The VA decided to build the Veterans Choice program by building it on top of PC3.

But PC3 was having its own problems. The VA's inspector general found that in the summer of 2014, while Congress was debating the Choice program, VA administrators were scrambling to find appointments for hundreds of vets, after the companies couldn't find doctors for them in their networks.

Some of the problems that would emerge later with the Choice program were apparent in PC3. For example, within three months, TriWest returned referral authorizations of 172 out of 192 gastroenterology cases, and 57 of those patients had to be seen immediately because they had symptoms of significant ailments, such as cancer.

The VA was also making the process difficult because it was taking the agency an average of 19 days to submit appointments to the contractors, according to another VA inspector general report.

Yehia stressed that PC3 was new and smaller than Choice but also acknowledged that the VA didn't have any other alternatives.

"This car wasn't designed to run this race," Yehia said. "It had a very different purpose. It had a very different intention. In fact, the PC3 contract when it first rolled out didn't even have primary care. It was only a specialty care contract. It gives you the scope that this vehicle was not meant to deliver this vast program."

'Many Veterans Were Confused'

Health Net did not respond to requests to be interviewed. It runs the Choice program mostly in the Eastern portion of the United States. TriWest covers 28 states in the Western half of the country. TriWest created 10 call centers, including one in San Diego that opened in September. The company has hired more than 3,000 employees.

"Oh my God, you expect us to build networks, have all these processes in place, all these contact centers to be able to do all of these things, at a very, very abbreviated schedule," said Frank "Mac" Maguire, chief medical officer for TriWest. "I think a lot of people said, 'You are crazy.' Were we crazy? In hindsight, maybe yes, but we felt we were up to the challenge and we just want to be given an opportunity to show that it's working."

The company believes it finally has a network of doctors large enough to handle the patient load for Veterans Choice. It concedes creating a network was a struggle, in part because the VA did not always understand its needs.

Sometimes VA rules created obstacles. Until recently, the VA would not let the companies call veterans directly to schedule an appointment. The vet had to call them, which sometimes left vets waiting by the phone.

"Many veterans were confused," Maguire said. "Maybe it was a month since they've seen the VA. 'Why is my appointment not set up?' And we'd say, 'Unfortunately, we've been waiting for you to call us.' "

TriWest believes it has a handle on the problems. In San Diego, TriWest went from a ribbon-cutting in September to more than 300 employees answering veterans' calls.

But it may be too late. The VA is now reconsidering whether it should have outsourced so much of the program — especially customer service.

Adrian Atizado, with the Disabled Veterans of America, said putting a contractor between the VA doctor and the outside physician may always cause problems.

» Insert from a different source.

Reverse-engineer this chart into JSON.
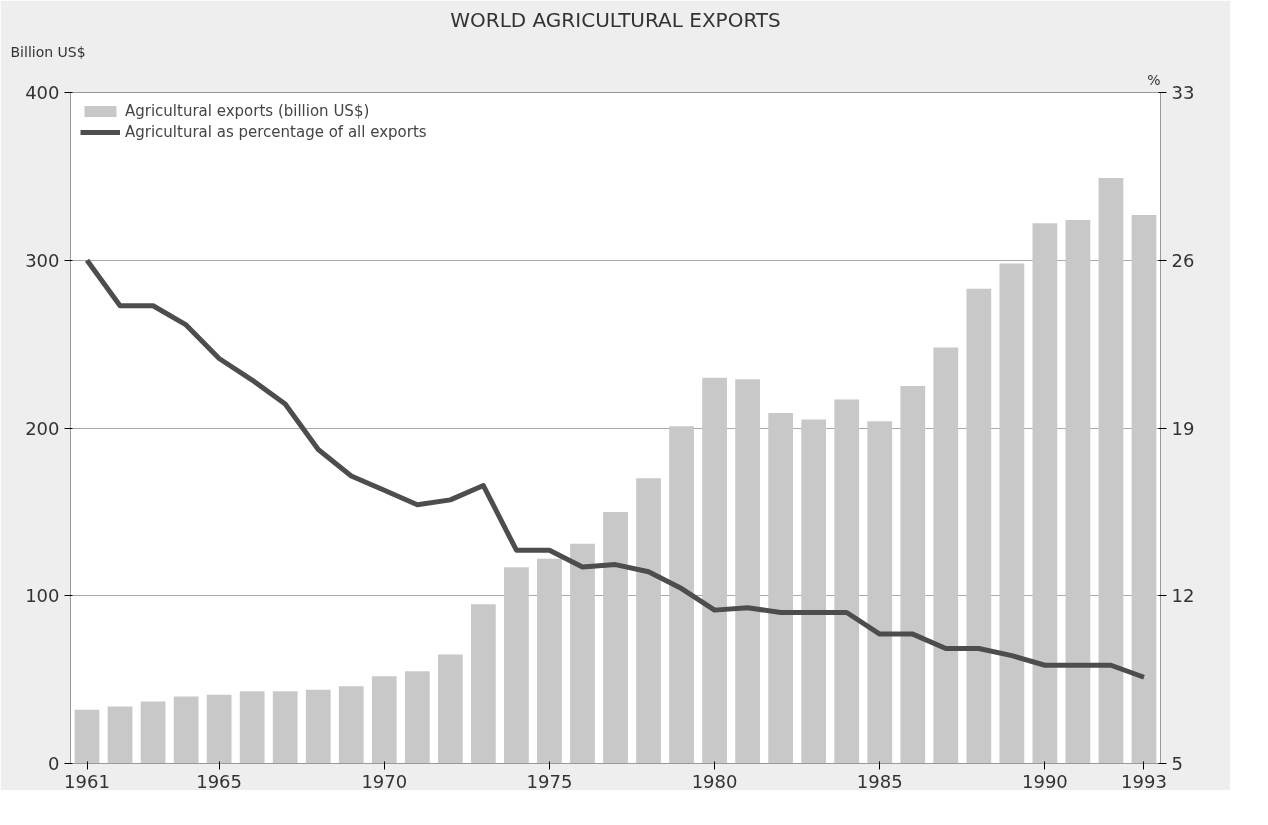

"The third-party administrator will sometimes say the authorization is not very clear," he said. "Exactly what kind of eye check do you need? Or what kind of MRI do you need? There are a lot of communication problems when you start handing things off to other people."

Congress is looking at revamping and expanding the Choice program to cover most of what the VA spends on outside care. Considering it was born out of a scandal involving VA scheduling, some in Congress are not eager to allow the VA to take on a greater role.

The GAO report released this month says the VA's system for processing claims relies mainly on paper files — a process that adds months to the amount of time it takes to pay doctors. Whatever the outcome, the pressure is on to figure out how to get veterans the care they've been promised, without all of the confusion.